The study effectively presents the necessary points concerning the years of publication and the countries of origin of the reviewed studies, the type of patients involved, the severity of asthma in the reviewed articles, and primary and secondary outcomes.
The overall findings of the review did not present any significant differences between the nurse-led and physician-led healthcare based on the assessed studies. There were very few parameters found to provide evidence of the benefits of nurse-led health care over physician-led. It is important to note that the primary benefit of nurse-led care is linked to the ability to reduce the costs involved in healthcare delivery. Despite the relatively small number of available studies on the topic, the review found that nurse-led care can be easily applicable in patients who deal with mild instances of asthma that can be controlled. Since there was only one study included that involved uncontrolled patients, there is no clear information about whether nurse-led care can be implemented for patients with uncontrolled instances of asthma (Kuethe et al., 2013, p. 16).
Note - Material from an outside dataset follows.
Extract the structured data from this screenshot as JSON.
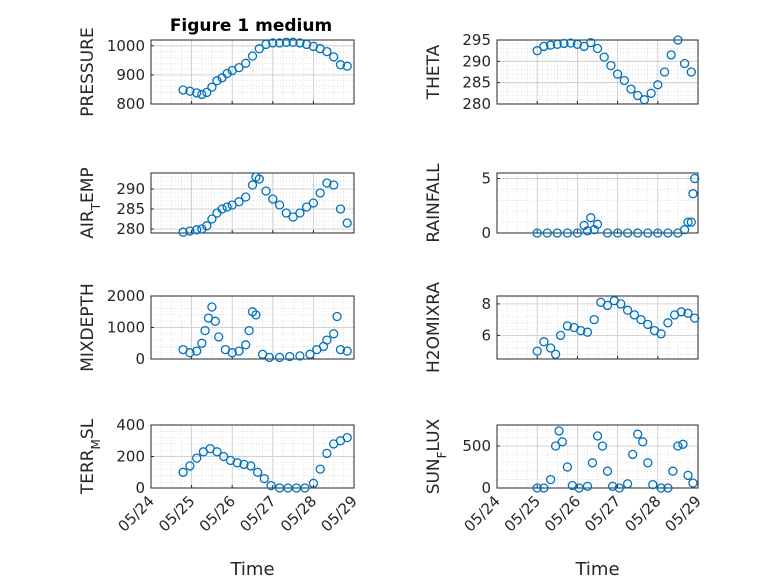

Conclusions with Relation to Further Research
Thus, the primary conclusion is based on the fact that the study did not involve a large number of reviewed studies that presented in-depth information on nurse-led versus physician-led care in patients with asthma. Future research should put a thorough focus on the adverse effects of asthma. Further assessment and research are needed to evaluate the quality of nurse and physician care in a variety of settings at different stages of asthma progression. Since current practice greatly relies on the reduction of costs in the healthcare system and the provision of better quality care for patients, financing of asthma management should be further explored to find effective ways to improve care. Despite the lack of concise studies on nurse-led care offering a reduction in costs, the study managed to find parallels between the two aspects, thus presenting an encouraging prospect for future research. It is also important to note that the issue of cost reduction in nurse- and physician-led care is a primary focus in countries where the number of medical professionals is quite low. Thus, further research on this topic will be beneficial in many developing countries with low-quality health care.
Kuethe, M., Vaessen-Verberne, A., Elbers, R., & Van Aalderen, W. (2013). Nurse versus physician-led care for the management of asthma. Cochrane Database of Systematic Reviews, 2. 1-35.